Entonces, la esclava salió de la tienda con Martin en brazos. Pieter se distrajo un instante. Y ese fue el momento que Jean aprovechó para disparar. La bala alcanzó a Pieter en el hombro, lo cual no le impidió disparar antes de caer al suelo. La esclava profirió un chillido y protegió al niño con los brazos. Julie salió del escondite y echó a correr hacia ellos mientras los hombres se abalanzaban sobre Pieter. Hubo unos momentos de confusión.
—¡Martin! —Julie le arrebató el niño a la esclava y acto seguido apartó las lonas que servían de puerta a la tienda gritando—: ¿Henry? ¡Henry! —El pequeño estaba tendido en el suelo y empezaba a desperezarse.
Julie estrechó a los dos niños entre los brazos. La esclava se desplomó de rodillas en el suelo y rompió a llorar.
—Misi Juliette, yo…
—Levántate, no ha sido culpa tuya, levántate —dijo Julie con dulzura.
Julie se volvió a mirar. Los cimarrones habían retenido a Pieter y a su cómplice. Ya no suponían ningún peligro. A Pieter le sangraba el hombro y forcejeaba para intentar librarse de las ataduras. Pero ¿y Jean? Rápidamente, Julie recorrió el claro con la mirada hasta que lo localizó tendido en el suelo. Dany estaba agachado a su lado. Julie salió corriendo hacia él llevando en brazos a los dos niños, algo aturdidos.
—Dany, Jean, ¿qué ha pasado?
Jean se incorporó con un gesto de dolor y quiso inspeccionarse la pierna.
—Oh, Dios mío, ¿te han dado?
—La bala ha pasado rozando.
Dany ayudó a Jean a quitarse la camisa y le vendó con ella cuidadosamente la herida antes de ayudarlo a ponerse de pie. Jean gimió y miró con preocupación a los niños.
—¿Ellos están bien?
—Sí. —Julie tenía abrazado a Martin, que se había echado a llorar y alargaba el brazo en dirección a su padre.
—Papá…, papá… —sollozaba.
Julie lo retuvo junto a sí.
Henry, en cambio, desde el otro brazo de Julie, presenciaba lo que estaba sucediendo, todavía medio dormido y chupándose el dedo.
Condujeron a Pieter y a su compinche hasta el barco de Parono. Dany ayudaba a Jean y Julie iba detrás con Henry en brazos. Uno de los cimarrones se encargó de que Martin, que continuaba lloriqueando, atravesara sano y salvo el tramo de la selva. La esclava caminaba algo asustada, seguida por el resto de los cimarrones.
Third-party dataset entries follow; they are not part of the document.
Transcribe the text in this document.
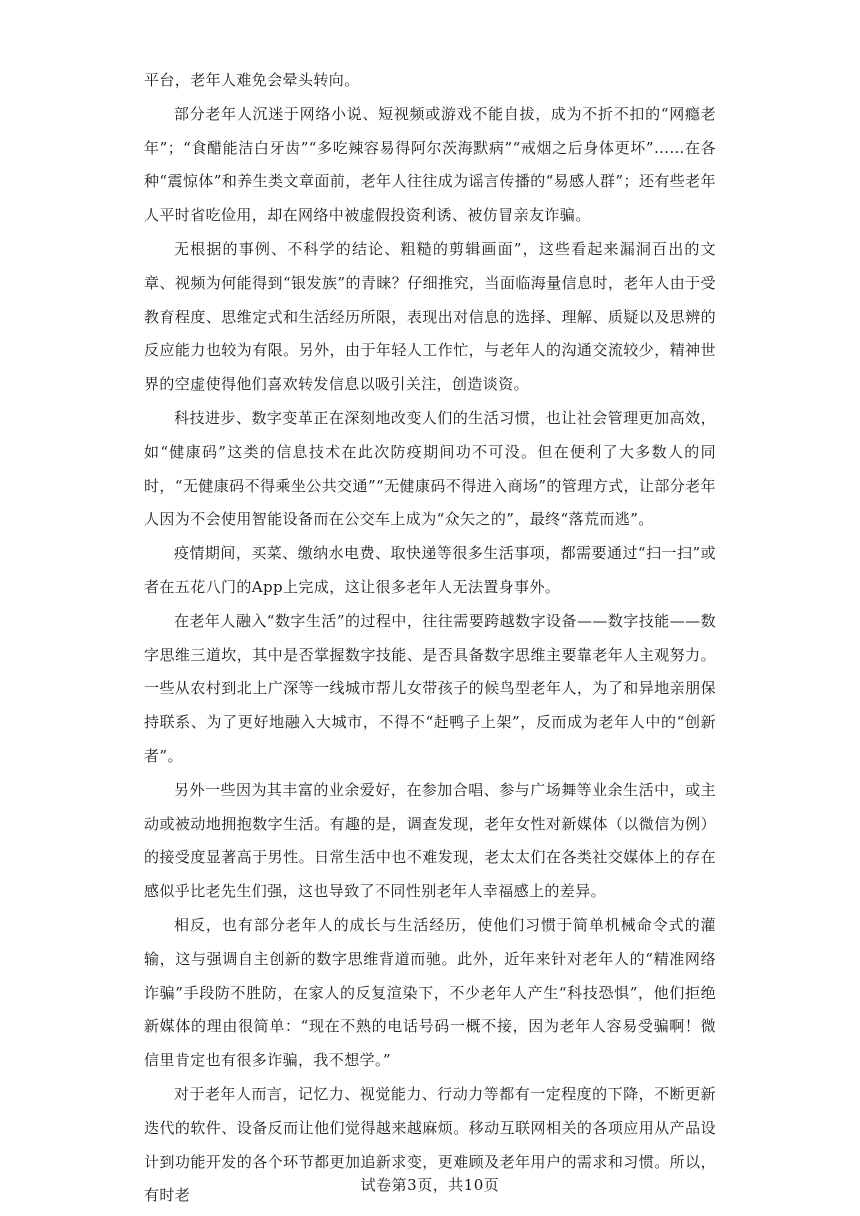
平台，老年人难免会晕头转向。

部分老年人沉迷于网络小说、短视频或游戏不能自拔，成为不折不扣的“网瘾老年”；“食醋能洁白牙齿”“多吃辣容易得阿尔茨海默病”“戒烟之后身体更坏”……在各种“震惊体”和养生类文章面前，老年人往往成为谣言传播的“易感人群”；还有些老年人平时省吃俭用，却在网络中被虚假投资利诱、被仿冒亲友诈骗。

无根据的事例、不科学的结论、粗糙的剪辑画面”，这些看起来漏洞百出的文章、视频为何能得到“银发族”的青睐？仔细推究，当面临海量信息时，老年人由于受教育程度、思维定式和生活经历所限，表现出对信息的选择、理解、质疑以及思辨的反应能力也较为有限。另外，由于年轻人工作忙，与老年人的沟通交流较少，精神世界的空虚使得他们喜欢转发信息以吸引关注，创造谈资。

科技进步、数字变革正在深刻地改变人们的生活习惯，也让社会管理更加高效，如“健康码”这类的信息技术在此次防疫期间功不可没。但在便利了大多数人的同时，“无健康码不得乘坐公共交通”“无健康码不得进入商场”的管理方式，让部分老年人因为不会使用智能设备而在公交车上成为“众矢之的”，最终“落荒而逃”。

疫情期间，买菜、缴纳水电费、取快递等很多生活事项，都需要通过“扫一扫”或者在五花八门的App上完成，这让很多老年人无法置身事外。

在老年人融入“数字生活”的过程中，往往需要跨越数字设备——数字技能——数字思维三道坎，其中是否掌握数字技能、是否具备数字思维主要靠老年人主观努力。一些从农村到北上广深等一线城市帮儿女带孩子的候鸟型老年人，为了和异地亲朋保持联系、为了更好地融入大城市，不得不“赶鸭子上架”，反而成为老年人中的“创新者”。

另外一些因为其丰富的业余爱好，在参加合唱、参与广场舞等业余生活中，或主动或被动地拥抱数字生活。有趣的是，调查发现，老年女性对新媒体（以微信为例）的接受度显著高于男性。日常生活中也不难发现，老太太们在各类社交媒体上的存在感似乎比老先生们强，这也导致了不同性别老年人幸福感上的差异。

相反，也有部分老年人的成长与生活经历，使他们习惯于简单机械命令式的灌输，这与强调自主创新的数字思维背道而驰。此外，近年来针对老年人的“精准网络诈骗”手段防不胜防，在家人的反复渲染下，不少老年人产生“科技恐惧”，他们拒绝新媒体的理由很简单：“现在不熟的电话号码一概不接，因为老年人容易受骗啊！微信里肯定也有很多诈骗，我不想学。”

对于老年人而言，记忆力、视觉能力、行动力等都有一定程度的下降，不断更新迭代的软件、设备反而让他们觉得越来越麻烦。移动互联网相关的各项应用从产品设计到功能开发的各个环节都更加追新求变，更难顾及老年用户的需求和习惯。所以，有时老

试卷第3页，共10页
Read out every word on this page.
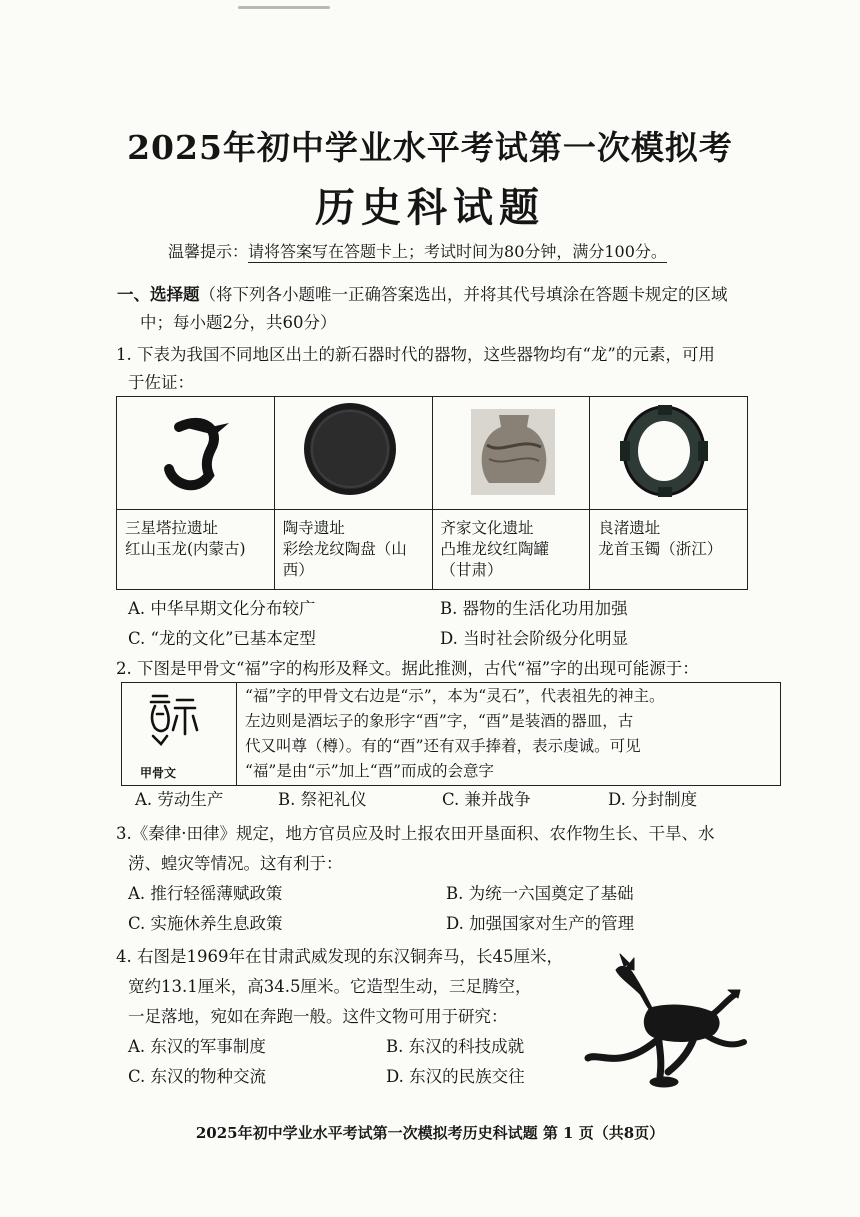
2025年初中学业水平考试第一次模拟考
历史科试题
温馨提示：请将答案写在答题卡上；考试时间为80分钟，满分100分。
一、选择题（将下列各小题唯一正确答案选出，并将其代号填涂在答题卡规定的区域
中；每小题2分，共60分）
1. 下表为我国不同地区出土的新石器时代的器物，这些器物均有“龙”的元素，可用
于佐证：

三星塔拉遗址
红山玉龙(内蒙古)	陶寺遗址
彩绘龙纹陶盘（山
西）	齐家文化遗址
凸堆龙纹红陶罐
（甘肃）	良渚遗址
龙首玉镯（浙江）
A. 中华早期文化分布较广	B. 器物的生活化功用加强
C. “龙的文化”已基本定型	D. 当时社会阶级分化明显
2. 下图是甲骨文“福”字的构形及释文。据此推测，古代“福”字的出现可能源于：
甲骨文

“福”字的甲骨文右边是“示”，本为“灵石”，代表祖先的神主。
左边则是酒坛子的象形字“酉”字，“酉”是装酒的器皿，古
代又叫尊（樽）。有的“酉”还有双手捧着，表示虔诚。可见
“福”是由“示”加上“酉”而成的会意字
A. 劳动生产	B. 祭祀礼仪	C. 兼并战争	D. 分封制度
3.《秦律·田律》规定，地方官员应及时上报农田开垦面积、农作物生长、干旱、水
涝、蝗灾等情况。这有利于：
A. 推行轻徭薄赋政策	B. 为统一六国奠定了基础
C. 实施休养生息政策	D. 加强国家对生产的管理
4. 右图是1969年在甘肃武威发现的东汉铜奔马，长45厘米，
宽约13.1厘米，高34.5厘米。它造型生动，三足腾空，
一足落地，宛如在奔跑一般。这件文物可用于研究：
A. 东汉的军事制度	B. 东汉的科技成就
C. 东汉的物种交流	D. 东汉的民族交往
2025年初中学业水平考试第一次模拟考历史科试题 第 1 页（共8页）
En cuanto llegaron al barco, amarraron a los criminales al mástil y dos cimarrones se apostaron a su lado para vigilarlos.
Huir les resultaría imposible. Julie puso a su hijo en manos de Dany y fue a curarle la herida a Jean. En el barco no disponían de medicinas, pero Julie encontró dos botellas de licor y abrió una de ellas. Primero le ofreció a Jean un buen trago y después derramó el resto sobre la herida. Jean soltó un alarido de dolor.
—Lo siento —murmuró Julie con compasión y le colocó un vendaje provisional.
Dany se acercó a Julie.
—Se pondrá bien y, cuando lleguemos a nuestro poblado, el curandero se encargará de la herida. Ahora, vámonos de aquí.
Le hizo una señal a Parono para que levara el ancla.